Should I forget my QOMs? Screaming with joy round the trails of Coed y Brenin? Flying down the red trails at Afan in awe of the athleticism of my bike? That cold glass of beer at the end of the day, to celebrate five fabulous hours in the saddle? Slogging my way around Battle on the Beach and loving every minute? Breezing up the biggest climb on Menorca having been warned by the guide that it was ‘really tricky’? The bottle of champagne we drank after four days of circumnavigating the island? Skimming along trails by myself, with friends, with strangers (the time I mistakenly followed a group down a trail, thinking they were my buddies only to be told, with an embarrassed mumble, ‘you do know you’re not with us? But you’re more than welcome to stay’)? Feeling like I was going to ride into the sea on the cliff top trail in Dorset? Hop, skipping and jumping my way down the rocky routes on Dartmoor? The Surrey Hills sunsets, the snow rides, the beach ride in Northern Spain? The riders who have thanked me for inspiring them to ride either by following me down trails or because of this blog? Should I pack away those memories and my lovely bikes, and give up just because I can’t manual (yet)?
Si tells me I am too hard on myself. He’s not the only one who has hinted at this. A few months ago I met Redbull Rampage rider Pierre Edouard Ferry and as we chatted he told me “unless you’re being paid to win, don’t focus on being the first rider down the trail – instead focus on being the one who finishes with the biggest smile on their face’.
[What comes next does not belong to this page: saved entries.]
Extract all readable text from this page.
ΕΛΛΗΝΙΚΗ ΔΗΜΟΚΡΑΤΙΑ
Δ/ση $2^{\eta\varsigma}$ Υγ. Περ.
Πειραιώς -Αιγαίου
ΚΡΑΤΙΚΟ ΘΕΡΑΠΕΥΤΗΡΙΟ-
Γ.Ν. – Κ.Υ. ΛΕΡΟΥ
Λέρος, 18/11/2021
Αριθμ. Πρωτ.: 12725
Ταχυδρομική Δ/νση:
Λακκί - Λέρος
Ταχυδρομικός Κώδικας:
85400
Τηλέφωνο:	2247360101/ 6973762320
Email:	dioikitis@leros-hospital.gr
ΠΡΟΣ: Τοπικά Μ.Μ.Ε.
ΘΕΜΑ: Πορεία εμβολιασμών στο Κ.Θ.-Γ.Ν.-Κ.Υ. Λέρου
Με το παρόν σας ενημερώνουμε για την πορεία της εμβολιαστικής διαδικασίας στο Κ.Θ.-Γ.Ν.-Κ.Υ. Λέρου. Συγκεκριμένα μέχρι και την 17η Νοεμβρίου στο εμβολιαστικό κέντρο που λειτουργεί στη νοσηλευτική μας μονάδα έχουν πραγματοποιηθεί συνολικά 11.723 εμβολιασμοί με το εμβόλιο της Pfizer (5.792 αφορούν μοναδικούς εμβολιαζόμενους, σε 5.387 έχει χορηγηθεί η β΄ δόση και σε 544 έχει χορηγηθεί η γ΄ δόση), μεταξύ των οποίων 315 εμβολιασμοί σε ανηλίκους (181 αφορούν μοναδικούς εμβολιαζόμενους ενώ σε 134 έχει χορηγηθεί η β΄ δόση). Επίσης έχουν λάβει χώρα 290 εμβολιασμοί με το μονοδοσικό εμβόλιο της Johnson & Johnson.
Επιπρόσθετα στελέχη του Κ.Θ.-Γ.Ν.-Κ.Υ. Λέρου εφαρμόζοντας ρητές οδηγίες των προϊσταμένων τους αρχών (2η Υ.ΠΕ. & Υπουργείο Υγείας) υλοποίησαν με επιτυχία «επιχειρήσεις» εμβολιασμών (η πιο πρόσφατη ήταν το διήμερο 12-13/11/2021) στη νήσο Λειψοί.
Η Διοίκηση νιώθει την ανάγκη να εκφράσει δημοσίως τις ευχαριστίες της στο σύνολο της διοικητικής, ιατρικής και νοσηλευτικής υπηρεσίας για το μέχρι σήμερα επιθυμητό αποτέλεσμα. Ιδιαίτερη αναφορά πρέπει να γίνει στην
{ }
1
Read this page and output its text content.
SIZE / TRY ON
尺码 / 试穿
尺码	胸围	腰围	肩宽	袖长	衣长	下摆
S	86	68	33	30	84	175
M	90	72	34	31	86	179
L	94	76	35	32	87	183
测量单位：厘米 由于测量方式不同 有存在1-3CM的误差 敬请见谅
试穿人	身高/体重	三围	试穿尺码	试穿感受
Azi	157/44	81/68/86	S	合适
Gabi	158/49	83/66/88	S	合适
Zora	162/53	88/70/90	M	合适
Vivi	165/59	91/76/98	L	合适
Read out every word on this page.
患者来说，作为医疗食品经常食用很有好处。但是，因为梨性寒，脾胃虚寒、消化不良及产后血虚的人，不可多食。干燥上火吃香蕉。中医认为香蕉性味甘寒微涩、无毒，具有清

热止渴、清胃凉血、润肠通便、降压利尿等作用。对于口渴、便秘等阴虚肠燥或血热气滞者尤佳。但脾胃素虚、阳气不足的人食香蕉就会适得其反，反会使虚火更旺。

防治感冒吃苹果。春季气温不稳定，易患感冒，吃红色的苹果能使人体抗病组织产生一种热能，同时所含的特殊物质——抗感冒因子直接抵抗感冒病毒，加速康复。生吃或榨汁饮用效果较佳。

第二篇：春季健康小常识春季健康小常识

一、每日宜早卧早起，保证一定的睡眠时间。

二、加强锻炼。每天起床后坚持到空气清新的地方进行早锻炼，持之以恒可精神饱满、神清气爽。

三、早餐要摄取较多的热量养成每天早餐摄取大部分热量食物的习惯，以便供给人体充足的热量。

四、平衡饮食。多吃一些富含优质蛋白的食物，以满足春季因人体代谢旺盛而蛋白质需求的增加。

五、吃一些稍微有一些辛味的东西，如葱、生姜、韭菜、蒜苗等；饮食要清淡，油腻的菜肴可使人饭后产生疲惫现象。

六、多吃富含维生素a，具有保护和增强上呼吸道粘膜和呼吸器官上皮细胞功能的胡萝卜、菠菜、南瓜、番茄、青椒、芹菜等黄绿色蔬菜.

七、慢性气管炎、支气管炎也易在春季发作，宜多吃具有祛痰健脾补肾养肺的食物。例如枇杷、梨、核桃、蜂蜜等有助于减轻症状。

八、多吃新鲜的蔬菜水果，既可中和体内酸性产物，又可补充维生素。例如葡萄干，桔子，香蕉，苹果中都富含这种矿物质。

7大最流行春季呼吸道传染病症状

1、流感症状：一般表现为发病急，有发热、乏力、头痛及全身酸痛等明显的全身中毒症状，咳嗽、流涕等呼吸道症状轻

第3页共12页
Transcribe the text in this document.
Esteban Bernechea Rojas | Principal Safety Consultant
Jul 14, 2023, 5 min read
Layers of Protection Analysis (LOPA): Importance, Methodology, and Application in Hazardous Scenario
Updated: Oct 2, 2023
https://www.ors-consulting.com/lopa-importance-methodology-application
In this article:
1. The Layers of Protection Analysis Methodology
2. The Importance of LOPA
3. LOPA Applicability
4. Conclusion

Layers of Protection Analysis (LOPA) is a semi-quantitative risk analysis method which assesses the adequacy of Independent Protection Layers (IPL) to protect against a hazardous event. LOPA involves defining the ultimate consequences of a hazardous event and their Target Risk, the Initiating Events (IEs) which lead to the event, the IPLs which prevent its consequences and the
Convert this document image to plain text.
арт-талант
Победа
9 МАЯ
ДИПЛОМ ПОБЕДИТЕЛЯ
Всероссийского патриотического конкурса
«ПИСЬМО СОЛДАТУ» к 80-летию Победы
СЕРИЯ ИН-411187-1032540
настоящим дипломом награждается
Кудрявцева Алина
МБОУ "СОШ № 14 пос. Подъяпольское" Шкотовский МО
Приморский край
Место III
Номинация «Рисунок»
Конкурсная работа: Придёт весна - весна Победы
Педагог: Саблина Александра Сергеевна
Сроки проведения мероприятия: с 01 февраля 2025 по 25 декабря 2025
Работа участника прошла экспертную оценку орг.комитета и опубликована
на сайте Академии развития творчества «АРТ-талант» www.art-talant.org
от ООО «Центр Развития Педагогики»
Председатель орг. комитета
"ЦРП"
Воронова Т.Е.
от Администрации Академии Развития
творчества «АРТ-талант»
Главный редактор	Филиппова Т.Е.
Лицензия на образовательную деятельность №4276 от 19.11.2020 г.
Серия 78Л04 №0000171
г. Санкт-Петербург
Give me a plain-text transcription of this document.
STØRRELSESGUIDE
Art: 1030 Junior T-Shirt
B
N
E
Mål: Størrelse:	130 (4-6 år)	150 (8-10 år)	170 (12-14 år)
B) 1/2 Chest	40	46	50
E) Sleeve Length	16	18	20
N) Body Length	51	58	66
Still, I ride home feeling like I have been a mtb imposter for the last decade, and that the only thing I have any talent for is feeling sorry for myself (looking on the brightside, I’m so talented at this that I could probably represent GB at the Olympics and win Gold).
As it happens, my route takes me up and over a hilly field, and there is an energetic but elderly walker at the peak, ahead of me. It doesn’t take a lot of effort to nip up the climb and catch him up, and he holds the gate open for me as I pass. I thank him and, apparently brimming with admiration, he says “You have a better heart than me!”.
That comment. He doesn’t know I’m crying with gratitude as I ride off.
Because it’s all relative, isn’t it?
So my fabulous heart and I will keep practicing those elusive new skills – and I’ll do it with a huge smile on my face.